In his interview with Time magazine as “Person of the Year” (and before anyone squawks, it’s not given for accomplishments but impact — Hitler was selected back in 1938 and Stalin in 1939) he said,
“I’m going to bring down drug prices. I don’t like what has happened with drug prices.”
He did not say, of course, what programs he had in mind for reasons that will be obvious in a bit and the interviewer didn’t press the issue. However, Adam Fein, president of Pembroke Consulting, a firm that looks at pharmaceutical economics, heard the comment and offered a suggestion. Trump, he thinks, is likely sending a signal to the industry. They should, he counseled, be prepared for him to take action sometime in the future to try to bring drug prices down.
This gesture on Fein’s part, in my view, was a display of hopeless naiveté and it reveals what is wrong with the way almost everybody deals with Trump. Honest folks like Fein and the many others who try to get Trump under their own particular microscope or strive to unpack what he thinks, believes and/or intends to do are making a fundamental error. When trying to make sense of what Trump says they assume that there is sense behind it.

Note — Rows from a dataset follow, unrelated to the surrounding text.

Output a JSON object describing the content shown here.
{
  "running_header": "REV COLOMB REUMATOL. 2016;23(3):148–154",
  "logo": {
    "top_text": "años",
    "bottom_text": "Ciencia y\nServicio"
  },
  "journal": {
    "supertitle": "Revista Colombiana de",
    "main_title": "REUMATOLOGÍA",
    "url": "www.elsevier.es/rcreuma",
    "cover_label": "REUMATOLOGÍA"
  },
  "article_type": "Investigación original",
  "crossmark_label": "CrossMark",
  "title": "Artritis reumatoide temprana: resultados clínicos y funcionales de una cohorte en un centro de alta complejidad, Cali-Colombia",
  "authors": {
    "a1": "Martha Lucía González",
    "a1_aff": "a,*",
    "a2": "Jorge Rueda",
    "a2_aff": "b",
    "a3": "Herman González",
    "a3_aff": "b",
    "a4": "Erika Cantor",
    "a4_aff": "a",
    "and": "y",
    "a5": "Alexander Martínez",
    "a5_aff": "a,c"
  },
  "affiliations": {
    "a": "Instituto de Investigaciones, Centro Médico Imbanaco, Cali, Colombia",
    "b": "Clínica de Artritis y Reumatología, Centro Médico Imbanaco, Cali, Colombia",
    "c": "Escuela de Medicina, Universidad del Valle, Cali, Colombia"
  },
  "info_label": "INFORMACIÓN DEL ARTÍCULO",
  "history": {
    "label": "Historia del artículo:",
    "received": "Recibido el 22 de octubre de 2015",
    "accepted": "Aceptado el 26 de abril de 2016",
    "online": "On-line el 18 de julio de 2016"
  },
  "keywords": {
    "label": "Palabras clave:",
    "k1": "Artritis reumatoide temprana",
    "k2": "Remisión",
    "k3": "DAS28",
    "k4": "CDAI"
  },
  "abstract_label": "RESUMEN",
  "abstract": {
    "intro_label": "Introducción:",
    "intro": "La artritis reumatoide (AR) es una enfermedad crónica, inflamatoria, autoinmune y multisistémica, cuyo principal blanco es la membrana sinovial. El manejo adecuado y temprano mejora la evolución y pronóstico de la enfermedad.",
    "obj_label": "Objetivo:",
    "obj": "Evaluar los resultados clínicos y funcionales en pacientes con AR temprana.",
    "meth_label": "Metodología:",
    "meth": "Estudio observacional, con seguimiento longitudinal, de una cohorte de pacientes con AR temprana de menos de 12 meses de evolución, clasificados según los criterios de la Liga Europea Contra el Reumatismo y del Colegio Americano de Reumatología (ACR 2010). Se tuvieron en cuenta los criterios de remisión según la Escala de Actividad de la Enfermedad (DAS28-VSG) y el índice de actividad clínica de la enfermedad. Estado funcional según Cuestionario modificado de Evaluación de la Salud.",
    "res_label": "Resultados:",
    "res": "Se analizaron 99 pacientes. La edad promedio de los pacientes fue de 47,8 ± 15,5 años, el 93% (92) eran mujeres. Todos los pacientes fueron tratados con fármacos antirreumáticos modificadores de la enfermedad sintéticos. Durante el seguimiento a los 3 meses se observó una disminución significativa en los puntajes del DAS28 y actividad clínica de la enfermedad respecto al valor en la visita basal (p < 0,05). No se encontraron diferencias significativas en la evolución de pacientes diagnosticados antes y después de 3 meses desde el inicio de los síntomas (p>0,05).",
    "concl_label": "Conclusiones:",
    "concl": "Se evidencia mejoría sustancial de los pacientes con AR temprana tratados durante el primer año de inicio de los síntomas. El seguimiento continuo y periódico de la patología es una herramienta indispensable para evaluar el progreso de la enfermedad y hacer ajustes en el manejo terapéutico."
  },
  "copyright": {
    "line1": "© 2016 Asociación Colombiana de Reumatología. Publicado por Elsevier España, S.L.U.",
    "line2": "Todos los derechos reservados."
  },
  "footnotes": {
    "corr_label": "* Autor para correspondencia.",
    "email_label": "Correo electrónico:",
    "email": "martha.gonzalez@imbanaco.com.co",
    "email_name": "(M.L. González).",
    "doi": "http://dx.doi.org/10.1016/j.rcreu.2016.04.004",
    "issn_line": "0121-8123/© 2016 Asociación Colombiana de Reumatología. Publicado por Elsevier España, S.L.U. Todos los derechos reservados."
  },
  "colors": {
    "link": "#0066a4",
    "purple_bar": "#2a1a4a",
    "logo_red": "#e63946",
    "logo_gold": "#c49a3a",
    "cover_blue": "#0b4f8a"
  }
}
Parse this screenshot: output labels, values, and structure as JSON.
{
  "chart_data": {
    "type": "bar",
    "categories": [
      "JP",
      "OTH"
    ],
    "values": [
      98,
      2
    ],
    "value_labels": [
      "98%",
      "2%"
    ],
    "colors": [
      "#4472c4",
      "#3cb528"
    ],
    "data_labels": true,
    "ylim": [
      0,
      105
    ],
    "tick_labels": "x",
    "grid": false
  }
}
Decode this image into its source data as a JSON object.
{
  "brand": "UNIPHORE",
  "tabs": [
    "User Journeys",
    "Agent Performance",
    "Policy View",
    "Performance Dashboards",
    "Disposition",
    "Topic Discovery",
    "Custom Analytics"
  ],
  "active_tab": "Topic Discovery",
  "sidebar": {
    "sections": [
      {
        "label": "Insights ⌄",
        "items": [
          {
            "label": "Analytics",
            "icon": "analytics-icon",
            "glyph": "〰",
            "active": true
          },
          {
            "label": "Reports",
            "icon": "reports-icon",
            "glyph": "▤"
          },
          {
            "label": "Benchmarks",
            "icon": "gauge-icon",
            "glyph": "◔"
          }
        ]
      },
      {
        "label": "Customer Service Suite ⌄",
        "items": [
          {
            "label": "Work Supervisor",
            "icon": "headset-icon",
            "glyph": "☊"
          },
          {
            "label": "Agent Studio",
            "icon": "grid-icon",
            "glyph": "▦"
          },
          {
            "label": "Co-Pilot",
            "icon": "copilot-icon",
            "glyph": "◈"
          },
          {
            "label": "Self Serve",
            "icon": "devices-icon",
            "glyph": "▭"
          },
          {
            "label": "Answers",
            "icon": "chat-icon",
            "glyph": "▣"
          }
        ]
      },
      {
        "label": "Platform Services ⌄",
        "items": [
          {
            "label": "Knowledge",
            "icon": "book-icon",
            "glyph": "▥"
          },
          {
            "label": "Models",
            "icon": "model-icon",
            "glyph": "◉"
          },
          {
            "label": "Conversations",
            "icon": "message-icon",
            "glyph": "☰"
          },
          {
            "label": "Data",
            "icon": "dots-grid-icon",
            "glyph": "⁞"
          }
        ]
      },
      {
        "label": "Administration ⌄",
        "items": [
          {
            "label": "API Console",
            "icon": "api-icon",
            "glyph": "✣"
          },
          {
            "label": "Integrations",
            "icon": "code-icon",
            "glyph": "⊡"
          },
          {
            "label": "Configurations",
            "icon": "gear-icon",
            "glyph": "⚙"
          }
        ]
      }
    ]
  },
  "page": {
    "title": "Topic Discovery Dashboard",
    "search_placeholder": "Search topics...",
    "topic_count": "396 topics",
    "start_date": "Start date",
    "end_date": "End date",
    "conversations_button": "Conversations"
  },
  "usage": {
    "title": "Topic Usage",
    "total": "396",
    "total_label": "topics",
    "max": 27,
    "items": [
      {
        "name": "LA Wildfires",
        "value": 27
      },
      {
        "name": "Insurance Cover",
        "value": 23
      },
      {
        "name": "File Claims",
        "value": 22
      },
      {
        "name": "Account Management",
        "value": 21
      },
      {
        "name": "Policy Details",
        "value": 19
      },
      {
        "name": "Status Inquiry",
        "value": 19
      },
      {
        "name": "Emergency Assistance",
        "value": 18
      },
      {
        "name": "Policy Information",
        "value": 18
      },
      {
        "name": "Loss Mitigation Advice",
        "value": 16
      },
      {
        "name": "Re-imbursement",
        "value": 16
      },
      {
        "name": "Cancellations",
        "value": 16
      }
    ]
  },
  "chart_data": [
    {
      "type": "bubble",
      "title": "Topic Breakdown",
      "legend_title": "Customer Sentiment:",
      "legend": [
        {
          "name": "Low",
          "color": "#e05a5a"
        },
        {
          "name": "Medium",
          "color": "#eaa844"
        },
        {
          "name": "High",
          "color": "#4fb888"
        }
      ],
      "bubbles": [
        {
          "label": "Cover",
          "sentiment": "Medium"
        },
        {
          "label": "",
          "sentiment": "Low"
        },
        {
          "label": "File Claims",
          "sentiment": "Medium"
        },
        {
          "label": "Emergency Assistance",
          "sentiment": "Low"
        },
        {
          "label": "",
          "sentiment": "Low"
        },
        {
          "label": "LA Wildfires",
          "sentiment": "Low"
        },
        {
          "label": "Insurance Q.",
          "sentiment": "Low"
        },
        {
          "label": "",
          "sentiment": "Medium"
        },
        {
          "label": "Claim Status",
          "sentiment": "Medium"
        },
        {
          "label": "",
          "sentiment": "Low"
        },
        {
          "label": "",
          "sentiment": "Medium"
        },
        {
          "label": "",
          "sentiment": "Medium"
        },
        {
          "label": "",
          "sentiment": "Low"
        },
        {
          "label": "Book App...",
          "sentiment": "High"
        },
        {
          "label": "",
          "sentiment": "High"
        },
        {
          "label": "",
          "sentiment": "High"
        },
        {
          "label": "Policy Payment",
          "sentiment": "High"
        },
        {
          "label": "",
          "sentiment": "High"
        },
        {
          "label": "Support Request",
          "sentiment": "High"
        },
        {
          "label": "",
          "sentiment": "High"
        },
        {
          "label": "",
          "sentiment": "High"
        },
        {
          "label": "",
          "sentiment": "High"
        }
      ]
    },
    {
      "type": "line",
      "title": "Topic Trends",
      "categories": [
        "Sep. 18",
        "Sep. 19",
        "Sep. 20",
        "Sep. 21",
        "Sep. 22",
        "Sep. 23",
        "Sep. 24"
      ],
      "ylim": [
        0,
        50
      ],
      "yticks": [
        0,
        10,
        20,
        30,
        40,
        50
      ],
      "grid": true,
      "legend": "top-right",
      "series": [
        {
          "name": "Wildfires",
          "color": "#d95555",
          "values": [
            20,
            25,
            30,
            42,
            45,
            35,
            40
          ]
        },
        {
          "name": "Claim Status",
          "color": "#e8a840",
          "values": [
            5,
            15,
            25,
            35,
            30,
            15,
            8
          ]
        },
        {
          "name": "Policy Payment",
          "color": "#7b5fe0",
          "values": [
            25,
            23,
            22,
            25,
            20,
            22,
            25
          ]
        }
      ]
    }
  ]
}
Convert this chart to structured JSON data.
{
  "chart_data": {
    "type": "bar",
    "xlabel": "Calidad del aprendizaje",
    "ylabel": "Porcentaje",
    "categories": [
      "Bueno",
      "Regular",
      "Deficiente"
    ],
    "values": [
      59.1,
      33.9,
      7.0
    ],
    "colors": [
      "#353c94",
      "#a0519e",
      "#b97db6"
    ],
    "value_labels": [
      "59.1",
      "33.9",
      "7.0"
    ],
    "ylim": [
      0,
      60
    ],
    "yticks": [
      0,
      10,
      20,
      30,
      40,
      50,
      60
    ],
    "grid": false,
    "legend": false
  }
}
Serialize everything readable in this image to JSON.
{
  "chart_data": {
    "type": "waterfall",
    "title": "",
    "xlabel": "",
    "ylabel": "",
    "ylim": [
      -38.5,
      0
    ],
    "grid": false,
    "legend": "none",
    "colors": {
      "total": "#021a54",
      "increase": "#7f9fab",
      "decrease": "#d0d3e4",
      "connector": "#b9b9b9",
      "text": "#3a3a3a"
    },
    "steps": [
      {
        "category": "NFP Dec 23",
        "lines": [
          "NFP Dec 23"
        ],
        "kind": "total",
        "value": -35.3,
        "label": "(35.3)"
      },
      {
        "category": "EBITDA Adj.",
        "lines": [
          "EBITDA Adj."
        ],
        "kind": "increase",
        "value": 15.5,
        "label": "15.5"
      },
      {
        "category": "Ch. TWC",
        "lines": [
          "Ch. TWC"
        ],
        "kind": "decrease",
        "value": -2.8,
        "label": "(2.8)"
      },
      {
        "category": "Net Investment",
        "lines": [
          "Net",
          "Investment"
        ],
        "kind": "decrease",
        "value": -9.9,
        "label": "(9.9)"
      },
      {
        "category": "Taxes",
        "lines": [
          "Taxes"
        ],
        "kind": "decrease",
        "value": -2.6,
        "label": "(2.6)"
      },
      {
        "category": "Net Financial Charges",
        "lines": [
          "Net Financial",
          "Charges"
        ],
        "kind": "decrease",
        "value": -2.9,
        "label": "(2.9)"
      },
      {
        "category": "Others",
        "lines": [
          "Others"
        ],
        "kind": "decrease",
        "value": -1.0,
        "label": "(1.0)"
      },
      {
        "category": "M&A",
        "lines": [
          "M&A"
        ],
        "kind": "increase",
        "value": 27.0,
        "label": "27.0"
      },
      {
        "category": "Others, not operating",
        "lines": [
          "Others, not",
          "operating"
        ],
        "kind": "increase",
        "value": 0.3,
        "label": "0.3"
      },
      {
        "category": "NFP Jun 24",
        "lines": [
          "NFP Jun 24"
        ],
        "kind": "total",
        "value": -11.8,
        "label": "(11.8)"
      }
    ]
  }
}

That is the fatal flaw. That is why all the commentators, editorial writers, psychobiographers and casual bloggers who struggle to unravel the can of worms that is Trump’s mind end up scratching their heads and looking confused.
These efforts at interpreting the words of politicians and diplomats — standard operating procedure in a normal world — are wasted on Trump. It is the new insanity because Trump doesn’t really mean what he says. There’s little doubt in my mind that he doesn’t really think that drug prices are too high — certainly not in the sense that Clinton would if she said it or Sanders would (and did).
I predict that in a surprisingly short period of time, perhaps as short as a week or two, Trump will have a different stance, not remember saying what he did in the interview and, if pressed, deny that he did.
What I am virtually certain happened is that the last person who spoke with him about drug prices said that the pharmaceutical firms were soaking the people or he saw a cable news show trashing drug price increases. So he incorporated the idea and now thinks it’s his.
But since there was no deliberative process, no serious thinking, no reading up on the issue, no discussions with advisors or industry experts, it will just rattle around in his head until he talks to someone else and some other seedling of a thought takes its place. Trump’s brain is like a cheap tin tub with many small holes. Some notion, some meme gets poured in, sits there for a time but then slowly leaks out and is gone, to be replaced by the next input message which could very well contradict the one that just oozed away.
If this seems too harsh it’s worth keeping in mind that, as Gail Collins revealed in an insightful column in the NY Times, he had forgotten completely about his campaign “promise” to save the jobs Carrier wanted to ship to Mexico. He had to be reminded so that he could take credit.
Get used to this sports fans because this is what things are going to be like. Trump’s “refillable mind” is right out of the opening scene to every episode of Monty Python, “And now for something completely different” — and no one has a clue how to deal with it.